Other resources included with this program are the Money Magazine Income Tax Handbook, which also relies on the elusive Contents button, a tax Q&A prepared by Intuit in consultation with professional tax preparers that is difficult to navigate in general, and a video library that is somewhat usable. What you can't access is the information about who is giving you the clips of information. Also, all the little videos refer to an inaccessible More Info Button.
The Bottom Line
TaxACT is the clear choice. There were enough major access problems with TurboTax to render it basically useless. TaxACT, although it has flaws, is a program that could be used to calculate a tax return. Clearly TaxACT has even more potential if some changes were made, such as using standard Windows and controls.

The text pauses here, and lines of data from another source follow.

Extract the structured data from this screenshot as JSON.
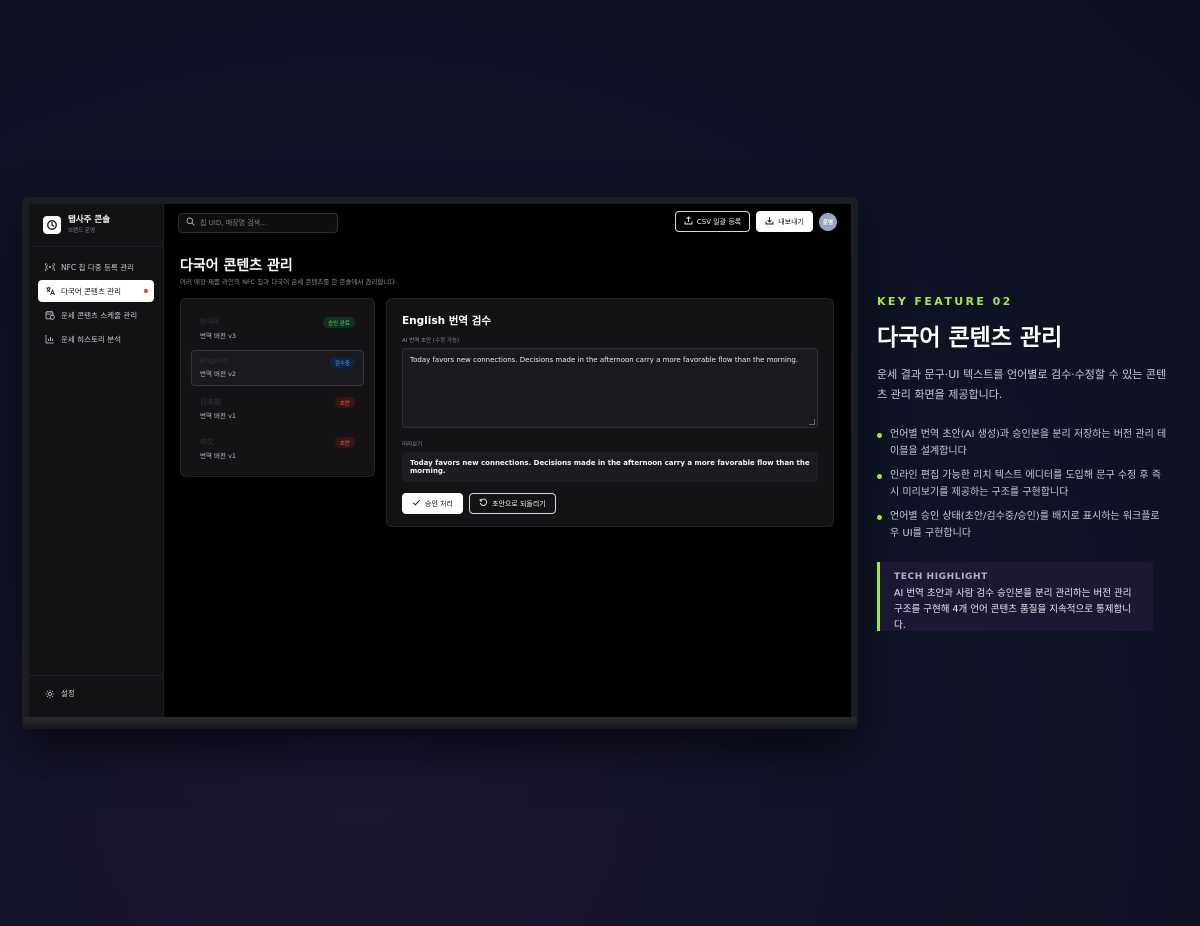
{
  "brand": {
    "name": "탭사주 콘솔",
    "sub": "브랜드 운영"
  },
  "nav": [
    {
      "label": "NFC 칩 다중 등록 관리",
      "icon": "nfc-signal-icon"
    },
    {
      "label": "다국어 콘텐츠 관리",
      "icon": "translate-icon",
      "active": true
    },
    {
      "label": "운세 콘텐츠 스케줄 관리",
      "icon": "calendar-clock-icon"
    },
    {
      "label": "운세 히스토리 분석",
      "icon": "bar-chart-icon"
    }
  ],
  "settings_label": "설정",
  "search": {
    "placeholder": "칩 UID, 매장명 검색..."
  },
  "top_actions": {
    "csv": "CSV 일괄 등록",
    "export": "내보내기",
    "avatar": "운영"
  },
  "page": {
    "title": "다국어 콘텐츠 관리",
    "desc": "여러 매장·제품 라인의 NFC 칩과 다국어 운세 콘텐츠를 한 콘솔에서 관리합니다."
  },
  "languages": [
    {
      "name": "한국어",
      "version": "번역 버전 v3",
      "status": "승인 완료",
      "status_color": "green"
    },
    {
      "name": "English",
      "version": "번역 버전 v2",
      "status": "검수중",
      "status_color": "blue",
      "active": true
    },
    {
      "name": "日本語",
      "version": "번역 버전 v1",
      "status": "초안",
      "status_color": "red"
    },
    {
      "name": "中文",
      "version": "번역 버전 v1",
      "status": "초안",
      "status_color": "red"
    }
  ],
  "editor": {
    "title": "English 번역 검수",
    "draft_label": "AI 번역 초안 (수정 가능)",
    "draft_text": "Today favors new connections. Decisions made in the afternoon carry a more favorable flow than the morning.",
    "preview_label": "미리보기",
    "preview_text": "Today favors new connections. Decisions made in the afternoon carry a more favorable flow than the morning.",
    "approve": "승인 처리",
    "revert": "초안으로 되돌리기"
  },
  "feature": {
    "eyebrow": "KEY FEATURE 02",
    "title": "다국어 콘텐츠 관리",
    "desc": "운세 결과 문구·UI 텍스트를 언어별로 검수·수정할 수 있는 콘텐츠 관리 화면을 제공합니다.",
    "bullets": [
      "언어별 번역 초안(AI 생성)과 승인본을 분리 저장하는 버전 관리 테이블을 설계합니다",
      "인라인 편집 가능한 리치 텍스트 에디터를 도입해 문구 수정 후 즉시 미리보기를 제공하는 구조를 구현합니다",
      "언어별 승인 상태(초안/검수중/승인)를 배지로 표시하는 워크플로우 UI를 구현합니다"
    ],
    "tech_title": "TECH HIGHLIGHT",
    "tech_text": "AI 번역 초안과 사람 검수 승인본을 분리 관리하는 버전 관리 구조를 구현해 4개 언어 콘텐츠 품질을 지속적으로 통제합니다."
  },
  "colors": {
    "accent": "#a6e34a",
    "badge_green": "#56d07e",
    "badge_blue": "#5a9cf5",
    "badge_red": "#e86a5a"
  }
}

A major drawback is that you cannot import information from other financial packages, such as Quicken or QuickBooks, into TaxACT, although the manufacturer hopes to add this capacity in the future. TurboTax seems to offer a wealth of information that could help someone with complex tax issues in an enjoyable and entertaining manner. If that information were usable, it might be worth the cost of the program.
All in all, the results of this review were disappointing, and the more accessible program still leaves much to be desired. It is hoped that in the future, for the blind taxpayer, filing tax returns won't be this cumbersome and the choices won't be so limited.
Manufacturer: 2nd Story Software phone: 800-573-4287 or 319-373-3600 web site: <www.TaxACT.com>. Price: $19.95 Includes state forms and one free electronic filing.
Quicken TurboTax Deluxe
Manufacturer: Intuit phone: 800-440-3279 or 650-944-6000 web site: <www.intuit.com>. Price: $39.95.